Semantic Search
Find information by meaning, not just keywords. ContextForge uses AI-powered embeddings to understand the context of your queries.
How It Works
Traditional keyword search matches exact words. Semantic search understands the meaning of your query and finds relevant results even if they use different words.
Keyword Search
Query: "authentication error"
- Only matches "authentication" AND "error"
- Misses "login failed" or "auth issue"
- No understanding of context
Semantic Search
Query: "authentication error"
- Finds "login failed", "auth issue", "401 error"
- Understands synonyms and related concepts
- Ranks by relevance, not just matches
Using Semantic Search
In Claude, simply ask to search your memory. The MCP client will automatically use semantic search.

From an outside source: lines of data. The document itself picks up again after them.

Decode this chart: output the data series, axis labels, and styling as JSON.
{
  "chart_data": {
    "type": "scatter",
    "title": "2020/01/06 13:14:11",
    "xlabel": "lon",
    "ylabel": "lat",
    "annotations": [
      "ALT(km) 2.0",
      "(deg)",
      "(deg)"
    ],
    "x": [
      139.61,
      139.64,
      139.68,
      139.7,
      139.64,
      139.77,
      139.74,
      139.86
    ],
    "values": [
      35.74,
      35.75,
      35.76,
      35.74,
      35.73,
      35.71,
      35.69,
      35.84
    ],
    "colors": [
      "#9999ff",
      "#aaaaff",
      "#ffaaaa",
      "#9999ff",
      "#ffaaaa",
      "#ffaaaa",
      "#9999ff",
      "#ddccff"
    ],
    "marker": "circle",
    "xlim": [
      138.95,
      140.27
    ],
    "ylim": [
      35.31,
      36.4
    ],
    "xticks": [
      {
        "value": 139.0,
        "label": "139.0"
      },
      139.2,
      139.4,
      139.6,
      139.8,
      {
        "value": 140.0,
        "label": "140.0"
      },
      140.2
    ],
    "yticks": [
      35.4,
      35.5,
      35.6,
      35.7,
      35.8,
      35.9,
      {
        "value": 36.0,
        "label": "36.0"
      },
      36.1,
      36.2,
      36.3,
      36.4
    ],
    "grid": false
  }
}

# Example queries in Claude
"Search my memory for how we handle user authentication" "Find any documentation about the payment flow" "What patterns did we use for error handling?" "Look for anything related to database migrations"
MCP Tool Reference
memory_querySearch your knowledge base using semantic similarity.
Parameters
| Name | Type | Required | Description |
|---|---|---|---|
| query | string | Yes | Natural language search query |
| space_id | string | No | Limit search to a specific space |
| limit | number | No | Maximum results (default: 10) |
| min_score | number | No | Minimum similarity score 0-1 (default: 0.3) |
| project_id | string | No | Search within a project (auto-set from linked project) |
| include_relationships | boolean | No | Show connections for each result (default: false) |
| filters | object | No | Filter by tags, source_types, or category |
Example Response
{
"results": [
{
"id": "abc123",
"title": "Authentication Flow",
"content": "We use JWT tokens for authentication...",
"similarity": 0.89,
"space": "backend-docs",
"tags": ["auth", "jwt", "security"]
}
],
"total": 1
}Relationship-Aware Search
When your knowledge items are connected via relationships (see Knowledge Graph), search automatically becomes smarter. It doesn't just find direct matches — it discovers related items through connections.
Direct Results
Items that semantically match your query. These are re-ranked considering their connections — items linked to other high-scoring results get boosted.
Expanded Results
Items discovered through relationships. They may not match your query directly, but they're connected to items that did. These appear as a separate "Related items" section in results.
# Example: search "onboarding" with connected knowledge
Direct results:
1. Client Onboarding Process (89% match)
2. Onboarding Checklist (76% match)
Related items (via relationships):
1. Welcome Email Sequence (72% match)
related_to → Client Onboarding Process
2. CRM Setup Guide (65% match)
derived_from → Onboarding ChecklistRelationship-aware search is enabled by default. The more connections you create between items, the smarter your search results become. Use include_relationships: true to also see what each result is connected to.
Tips for Better Results
- 1
Be descriptive, not terse
Instead of "auth", try "how does user authentication work in our system"
- 2
Include context
Mention the feature, module, or problem domain you're asking about
- 3
Use natural language
Ask questions as you would to a colleague, not as keyword searches
- 4
Refine with spaces
If results are too broad, search within a specific space
Under the Hood
ContextForge uses Voyage AI embeddings (voyage-3-lite) to convert text into 1024-dimensional vectors. These vectors capture semantic meaning, allowing us to find similar content using cosine similarity.